Over the years, it has been proved that there is no good for Pakistan in fighting with India, and now a former CIA officer has echoed the same view. John Kiriakou has said Pakistan will lose any conventional war with India. Kiriakou, who was in CIA for 15 years and was the chief of CIA counterterrorism operations in Pakistan, made the statement in an interview with ANI.
Recalling his time being stationed in Pakistan in 2002, Kiriakou shared he was unofficially told that the Pentagon controlled the Pakistan nuclear arsenal. “That Musharraf had turned control over to the United States…But the Pakistanis in the intervening years, have come to say that is absolutely not true. The US has nothing to do with the Pakistani nuclear arsenal, that Pakistani generals are the ones who control it,” he revealed.
India-Pakistan conflict: Why any such fight is only bad news for Islamabad?
Former CIA officer Kiriakou noted that “nothing, literally nothing good will come of an actual war between India and Pakistan because the Pakistanis will lose. It’s as simple as that. They’ll lose. And I’m not talking about nuclear weapons — I’m talking just about a conventional war.”
And so there is no benefit to constantly provoking Indians, he stressed.
In another such striking revelation, the former CIA counterterrorism officer laid bare Pakistan’s duplicity during the post-9/11 years, exposing how Islamabad harboured and nurtured terror networks even while posing as Washington’s ally. He called Pakistan a nation torn between two faces – “one trained by the FBI and Sandhurst, and another with long beards who built terror groups like Jaish-e-Mohammed.”

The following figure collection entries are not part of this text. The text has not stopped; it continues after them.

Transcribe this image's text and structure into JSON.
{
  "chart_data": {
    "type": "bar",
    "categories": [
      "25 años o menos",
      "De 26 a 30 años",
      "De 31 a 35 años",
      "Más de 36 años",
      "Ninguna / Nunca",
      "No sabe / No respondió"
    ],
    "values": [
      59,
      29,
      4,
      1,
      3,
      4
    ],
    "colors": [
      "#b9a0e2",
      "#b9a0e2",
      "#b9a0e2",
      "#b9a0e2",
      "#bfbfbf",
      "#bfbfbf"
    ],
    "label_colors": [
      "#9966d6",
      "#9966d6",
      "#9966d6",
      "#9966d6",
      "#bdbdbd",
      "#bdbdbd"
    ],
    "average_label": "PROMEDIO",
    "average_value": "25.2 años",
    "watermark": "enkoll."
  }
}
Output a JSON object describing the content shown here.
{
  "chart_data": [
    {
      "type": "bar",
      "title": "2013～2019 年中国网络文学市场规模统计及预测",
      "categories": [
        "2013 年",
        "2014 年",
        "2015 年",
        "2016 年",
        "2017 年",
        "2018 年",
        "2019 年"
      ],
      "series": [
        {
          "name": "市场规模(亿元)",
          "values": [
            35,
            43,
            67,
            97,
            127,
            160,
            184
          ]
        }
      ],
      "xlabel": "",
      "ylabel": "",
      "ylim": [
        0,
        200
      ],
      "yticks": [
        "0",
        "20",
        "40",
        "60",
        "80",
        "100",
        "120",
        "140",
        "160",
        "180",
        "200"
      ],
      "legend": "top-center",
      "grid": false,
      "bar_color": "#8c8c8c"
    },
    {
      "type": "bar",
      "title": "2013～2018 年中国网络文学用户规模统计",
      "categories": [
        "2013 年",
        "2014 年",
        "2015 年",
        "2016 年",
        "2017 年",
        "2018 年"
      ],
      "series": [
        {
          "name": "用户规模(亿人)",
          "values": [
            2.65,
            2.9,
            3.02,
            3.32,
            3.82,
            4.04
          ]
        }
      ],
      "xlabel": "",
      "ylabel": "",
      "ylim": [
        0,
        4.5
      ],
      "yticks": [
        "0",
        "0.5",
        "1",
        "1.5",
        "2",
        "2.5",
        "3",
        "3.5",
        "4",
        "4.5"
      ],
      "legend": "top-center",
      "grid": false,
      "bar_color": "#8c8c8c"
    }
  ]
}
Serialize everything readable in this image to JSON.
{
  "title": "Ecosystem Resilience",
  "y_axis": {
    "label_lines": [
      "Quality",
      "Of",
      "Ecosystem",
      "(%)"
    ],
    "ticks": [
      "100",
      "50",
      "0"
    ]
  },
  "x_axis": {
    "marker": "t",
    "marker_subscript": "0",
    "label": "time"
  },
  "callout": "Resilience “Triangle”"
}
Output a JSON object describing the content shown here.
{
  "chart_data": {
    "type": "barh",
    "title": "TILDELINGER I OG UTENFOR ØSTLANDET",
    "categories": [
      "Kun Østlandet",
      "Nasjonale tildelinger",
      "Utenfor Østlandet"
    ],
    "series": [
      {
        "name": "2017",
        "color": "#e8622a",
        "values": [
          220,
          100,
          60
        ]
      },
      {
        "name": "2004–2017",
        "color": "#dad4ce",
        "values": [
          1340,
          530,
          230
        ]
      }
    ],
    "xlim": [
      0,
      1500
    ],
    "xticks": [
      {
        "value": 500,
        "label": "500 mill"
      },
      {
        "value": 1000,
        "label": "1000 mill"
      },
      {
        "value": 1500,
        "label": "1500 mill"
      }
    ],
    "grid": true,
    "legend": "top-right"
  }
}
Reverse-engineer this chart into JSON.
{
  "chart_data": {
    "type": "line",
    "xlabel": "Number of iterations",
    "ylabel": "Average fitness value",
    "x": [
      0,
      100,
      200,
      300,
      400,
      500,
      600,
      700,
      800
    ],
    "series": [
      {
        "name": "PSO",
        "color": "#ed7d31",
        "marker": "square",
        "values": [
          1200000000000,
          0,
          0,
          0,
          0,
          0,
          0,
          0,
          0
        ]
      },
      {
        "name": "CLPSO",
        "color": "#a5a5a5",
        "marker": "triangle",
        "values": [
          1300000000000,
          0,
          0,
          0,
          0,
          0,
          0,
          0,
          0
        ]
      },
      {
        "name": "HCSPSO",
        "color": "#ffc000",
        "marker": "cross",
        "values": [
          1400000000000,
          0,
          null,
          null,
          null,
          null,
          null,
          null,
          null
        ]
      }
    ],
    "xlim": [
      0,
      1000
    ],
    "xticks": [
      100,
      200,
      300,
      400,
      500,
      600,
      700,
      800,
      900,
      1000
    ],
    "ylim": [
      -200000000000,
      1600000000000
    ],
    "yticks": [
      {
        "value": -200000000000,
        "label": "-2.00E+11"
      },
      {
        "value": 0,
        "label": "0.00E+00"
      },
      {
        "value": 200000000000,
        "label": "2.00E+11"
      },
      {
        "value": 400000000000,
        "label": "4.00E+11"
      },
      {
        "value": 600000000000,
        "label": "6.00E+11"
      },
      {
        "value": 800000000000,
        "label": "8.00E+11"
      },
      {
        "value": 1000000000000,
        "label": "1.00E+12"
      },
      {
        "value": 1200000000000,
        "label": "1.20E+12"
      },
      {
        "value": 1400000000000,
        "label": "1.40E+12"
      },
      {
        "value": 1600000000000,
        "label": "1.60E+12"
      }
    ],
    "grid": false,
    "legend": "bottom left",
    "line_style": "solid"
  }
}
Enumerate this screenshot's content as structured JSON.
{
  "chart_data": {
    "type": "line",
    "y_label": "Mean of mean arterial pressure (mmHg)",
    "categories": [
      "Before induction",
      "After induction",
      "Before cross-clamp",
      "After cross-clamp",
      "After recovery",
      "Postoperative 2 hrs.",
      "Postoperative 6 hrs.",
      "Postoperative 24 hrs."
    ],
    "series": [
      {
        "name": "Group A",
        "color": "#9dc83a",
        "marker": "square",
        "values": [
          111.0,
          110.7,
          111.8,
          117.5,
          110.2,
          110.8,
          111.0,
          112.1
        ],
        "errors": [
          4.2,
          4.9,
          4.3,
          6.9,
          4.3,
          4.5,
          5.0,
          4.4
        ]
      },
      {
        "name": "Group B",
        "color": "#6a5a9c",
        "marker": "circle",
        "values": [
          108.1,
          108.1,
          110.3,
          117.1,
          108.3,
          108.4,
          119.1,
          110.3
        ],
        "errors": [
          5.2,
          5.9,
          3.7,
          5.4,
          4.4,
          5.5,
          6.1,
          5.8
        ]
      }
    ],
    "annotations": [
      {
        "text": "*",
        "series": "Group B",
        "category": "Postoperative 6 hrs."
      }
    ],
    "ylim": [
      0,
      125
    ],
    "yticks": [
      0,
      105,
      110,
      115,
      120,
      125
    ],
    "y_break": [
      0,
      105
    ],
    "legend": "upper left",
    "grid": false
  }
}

“We captured Lashkar-e-Tayyiba fighters in Lahore who had Al-Qaeda training manuals. That was the first time we could link the Pakistani government directly to Al-Qaeda,” Kiriakou said, exposing Islamabad’s terror nexus that the world chose to ignore.
How Pak nearly dragged the region into war?
Recalling the tense standoff of Operation Parakram in 2002, Kiriakou said the U.S. intelligence community was convinced that India and Pakistan were on the brink of war following the Parliament attack. “Family members had been evacuated from Islamabad. We thought war was inevitable,” he noted, describing how US diplomacy hurriedly intervened to cool tensions.
Kiriakou admitted that Washington’s tunnel vision on Al-Qaeda and Afghanistan blinded it to India’s legitimate security concerns – a mistake that, in his view, allowed Pakistan’s terror machinery to operate unchecked for years.
Kiriakou on India’s global conduct?
Contrasting India’s restraint with Pakistan’s provocations, the former CIA officer praised New Delhi’s “strategic patience” in the face of repeated terror attacks. “India showed restraint after both the Parliament and Mumbai attacks. At the CIA, we called this Indian policy strategic patience. But India can no longer risk that patience being mistaken for weakness,” he noted.
Kiriakou’s remarks underscore how India, despite facing state-sponsored terrorism, has consistently acted with maturity, winning global respect and reinforcing its position as a responsible regional power.
As global alignments shift, Kiriakou observed that nations like Saudi Arabia, that have been long reliant on Pakistani soldiers for protection, are now turning towards India for stronger diplomatic and defence partnerships. “We’re seeing a transformation in how the world operates. The Saudis are hedging their bets and improving relations with China and India,” he noted.